With respect to Paine’s broader purposes, Part 1’s astronomical passages serve a crucial purpose, for they establish the basis of Deism, Paine’s “true theology.” For a religion to be true, Paine argues that it must be accessible to all. Hence the Creator God “organized the structure of the universe in the most advantageous manner for the benefit of man” (48). Through observation, human beings on every part of the globe learn God’s natural laws. Humans learn to think of the Creator with awe, and “[o]ur ideas” of God’s “wisdom and his beneficence, become enlarged in proportion as we contemplate the extent and the structure of the universe” (48).
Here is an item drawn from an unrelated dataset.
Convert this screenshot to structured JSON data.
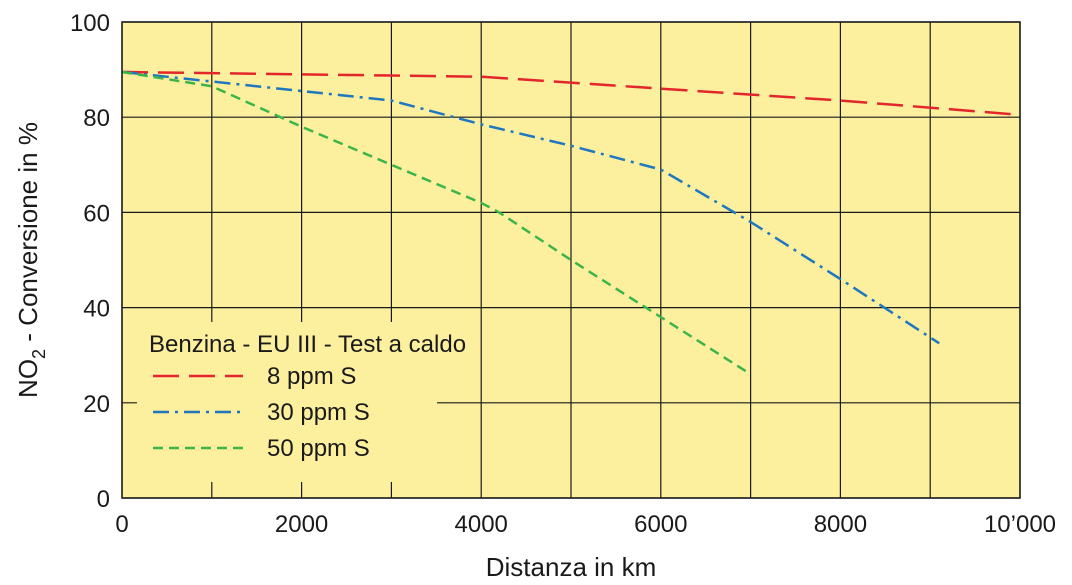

In fact, if a man only believes in the God who created the Heavens and the Earth, then the man’s “rule of moral life will follow of course” (27).
Paine’s assertion of a positive correlation between Deism and moral behavior is consistent with Paine’s stated reasons for hurrying to complete Part 1 in 1793: to counteract the loss of morality amidst the bloodthirsty frenzy of revolutionary France. The fact that Paine regards Part 1 as a timely corrective and “exceedingly necessary” (3) illustrates another important aspect of the book and its purpose: He is proselytizing. He hopes to convert readers from Christianity, which he sees crumbling in the wake of the American and French Revolutions, to Deism. To do this, he must demonstrate that Christianity is not true.
Lacking direct access to the Old and New Testaments, Paine treats Christianity with a lighter touch in Part 1 than he does in Parts 2 and 3. In Part 1, for instance, he describes Jesus Christ as “a virtuous and amiable man” (7) who “preached most excellent morality and the equality of man” (8). By the end of Part 3, however, Paine concludes that Jesus Christ probably never even existed. This establishes a pattern for the entire book. The more Paine investigates the Old and New Testaments in Parts 2 and 3, the more his skepticism deepens, and his language becomes less and less diplomatic. Here in Part 1, Paine is still willing to make a few concessions about the character of Jesus or the appeal of Christianity. In Chapter 5, for instance, he allows that “many good men have believed this strange fable, and lived very good lives under that belief,” in part because “they have been so enthusiastically enraptured by what they conceived to be the infinite love of God to man, in making a sacrifice of himself” (11-12). These are among the few generous words Paine has to offer Christianity. It is also one of the few passages in which he mentions sacrifice.
Finally, Chapter 17 also serves as a preview of Parts 2 and 3. Earlier in Part 1, Paine argued that the Biblical prophets were nothing more than poets. In Part 1’s concluding chapter, he identifies prophecy, along with mystery and miracle, as one of the methods by which priests and other religious authorities conspire to bamboozle the masses. Here Paine focuses on mystery and especially miracles. He claims, for instance, that “nothing can be more inconsistent than to suppose that the Almighty would make use of means such as are called miracles” (53). His inclusion of prophecy, however, further suggests that in 1793 he already intended to undertake the sort of textual analysis of the Old and New Testaments that characterizes Parts 2 and 3. This is because purported prophets such as Isaiah and Jeremiah constitute one of the strongest links between the Old and New Testaments. The Book of Matthew, for instance, contains at least a dozen references to supposed prophecies of Jesus Christ. There is little doubt that Paine already has these prophecies in mind and plans to critique them as soon as possible.